ATELIER DU 16 JUIN 2015

Atelier du 16 juin 2015

Ronde de mots

 

L’hiver est là. Ce matin, j’ai observé avec étonnement les premiers flocons.  C’est rare à cette époque. Les feuilles jaunies de l’automne ne sont même pas encore tombées. Mes plantations ne vont pas aimer ce gel précoce.

-          Silène, tu es là ?

Mais où veut-il que je sois ? Comme si je pouvais être ailleurs ! Il a des questions cons parfois… je m’arrête un instant sur mes narcisses recouvertes d’un manteau blanc avant de lui répondre.

-          Oui, dans le petit salon.

Ilva apparaitre sur le seuil comme chaque matin. Il va m’embrasser, me souhaiter une bonne journée et la maison redeviendra silencieuse. C’est étrange comme la solitude grandit dans le silence. Allumer la télé ou la radio, entendre le chant d’un oiseau, même renverser une casserole, remplit l’espace et le temps. Je n’aime pas l’hiver. Les oiseaux semblent aphones, la neige assourdit les sons, tout semble se figer.

-          Bonne journée ma chérie, à ce soir. N’oublie pas notre diner !

Comme si je pouvais l’oublier. Il est obsédé par ce rituel du vendredi soir : les nems, le porc au caramel et les nouilles, le tout en livraison bien sûr ! Ah, oui, et pour finir cette soirée idyllique, les biscuits du destin, cette fameuse légende chinoise ridicule…

-          Je t’aime !

Ces deux syllabes résonnent en moi. Comment peut-il les prononcer ? Je désespère de lui faire comprendre ce que je ressens. Tout cet amour, cette gentillesse, des balles enfoncées en plein cœur, au plus profond de moi. La porte claque juste après le cliquetis du vieux coucou… ou de la chouette ! Je n’ai jamais bien su quel animal était représenté sur cette pendule. Un cadeau de sa mère…
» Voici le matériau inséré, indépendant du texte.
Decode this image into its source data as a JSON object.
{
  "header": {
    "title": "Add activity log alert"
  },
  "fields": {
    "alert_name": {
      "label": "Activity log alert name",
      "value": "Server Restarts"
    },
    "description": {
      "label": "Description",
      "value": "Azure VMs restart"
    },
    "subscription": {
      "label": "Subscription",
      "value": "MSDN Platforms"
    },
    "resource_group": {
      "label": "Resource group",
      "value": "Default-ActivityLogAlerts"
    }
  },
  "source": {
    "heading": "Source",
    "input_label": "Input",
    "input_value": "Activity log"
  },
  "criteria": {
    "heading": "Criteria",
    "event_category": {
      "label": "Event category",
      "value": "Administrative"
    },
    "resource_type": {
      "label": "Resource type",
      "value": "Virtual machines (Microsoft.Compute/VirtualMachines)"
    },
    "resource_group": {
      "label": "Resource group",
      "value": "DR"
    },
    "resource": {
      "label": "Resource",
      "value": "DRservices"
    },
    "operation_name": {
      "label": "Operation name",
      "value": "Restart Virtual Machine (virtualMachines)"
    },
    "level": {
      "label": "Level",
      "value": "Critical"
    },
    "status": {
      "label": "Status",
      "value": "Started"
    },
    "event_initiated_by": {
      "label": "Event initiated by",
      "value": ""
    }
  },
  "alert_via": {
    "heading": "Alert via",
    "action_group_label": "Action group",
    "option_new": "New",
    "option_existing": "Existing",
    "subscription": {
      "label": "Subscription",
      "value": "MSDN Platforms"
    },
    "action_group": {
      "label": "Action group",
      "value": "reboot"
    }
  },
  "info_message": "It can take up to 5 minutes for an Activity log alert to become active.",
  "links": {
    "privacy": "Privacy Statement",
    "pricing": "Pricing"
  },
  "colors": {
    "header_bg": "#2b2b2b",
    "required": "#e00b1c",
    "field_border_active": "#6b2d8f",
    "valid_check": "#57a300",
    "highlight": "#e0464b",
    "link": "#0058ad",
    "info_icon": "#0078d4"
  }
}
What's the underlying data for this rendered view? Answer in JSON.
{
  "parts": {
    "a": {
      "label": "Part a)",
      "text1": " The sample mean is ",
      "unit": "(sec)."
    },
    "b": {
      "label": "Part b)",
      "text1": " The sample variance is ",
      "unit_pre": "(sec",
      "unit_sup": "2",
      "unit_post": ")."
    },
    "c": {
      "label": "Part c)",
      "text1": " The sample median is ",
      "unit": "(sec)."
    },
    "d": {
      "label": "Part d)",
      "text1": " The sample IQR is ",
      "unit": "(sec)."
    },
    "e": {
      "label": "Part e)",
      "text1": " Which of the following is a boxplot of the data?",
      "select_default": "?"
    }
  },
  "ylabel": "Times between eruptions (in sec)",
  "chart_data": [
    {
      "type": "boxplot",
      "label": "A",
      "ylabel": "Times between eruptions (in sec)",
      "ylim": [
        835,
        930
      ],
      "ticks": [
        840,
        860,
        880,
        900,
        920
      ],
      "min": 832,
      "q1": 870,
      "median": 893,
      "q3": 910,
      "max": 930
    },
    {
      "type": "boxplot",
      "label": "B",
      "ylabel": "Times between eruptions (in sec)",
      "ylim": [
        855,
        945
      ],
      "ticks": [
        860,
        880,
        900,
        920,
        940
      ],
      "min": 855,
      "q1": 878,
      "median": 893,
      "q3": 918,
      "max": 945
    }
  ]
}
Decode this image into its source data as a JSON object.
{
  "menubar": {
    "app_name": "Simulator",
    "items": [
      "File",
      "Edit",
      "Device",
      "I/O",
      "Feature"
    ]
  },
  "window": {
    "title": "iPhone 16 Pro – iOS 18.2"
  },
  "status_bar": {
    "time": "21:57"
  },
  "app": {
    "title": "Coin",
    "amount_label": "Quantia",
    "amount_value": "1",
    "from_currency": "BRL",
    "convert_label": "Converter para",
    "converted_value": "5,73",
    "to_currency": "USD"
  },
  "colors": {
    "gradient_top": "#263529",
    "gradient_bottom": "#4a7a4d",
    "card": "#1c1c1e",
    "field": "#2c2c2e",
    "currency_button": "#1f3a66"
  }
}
Je délaisse la vue de la fenêtre pour allumer la télé. Je zappe de chaine en chaine. Je connais tous les programmes par cœur, je les ai mémorisés il y a déjà longtemps. Télématin me saoule comme toujours et le journal de la santé... et bien... à part me faire espérer une guérison qui n’arrivera jamais !!! Des larmes se sont mises à rouler sur mes joues. D’un geste rageur, je les essuies et je me dirige vers la cuisine. Un café, j’ai besoin d’un café. Et merde ! La capsule a roulé par terre. Je tente de l’attraper, mais impossible. Je ne peux me lever de ce putain de fauteuil. Putain de corps mort, putain de vie de merde, putain, putain, putain…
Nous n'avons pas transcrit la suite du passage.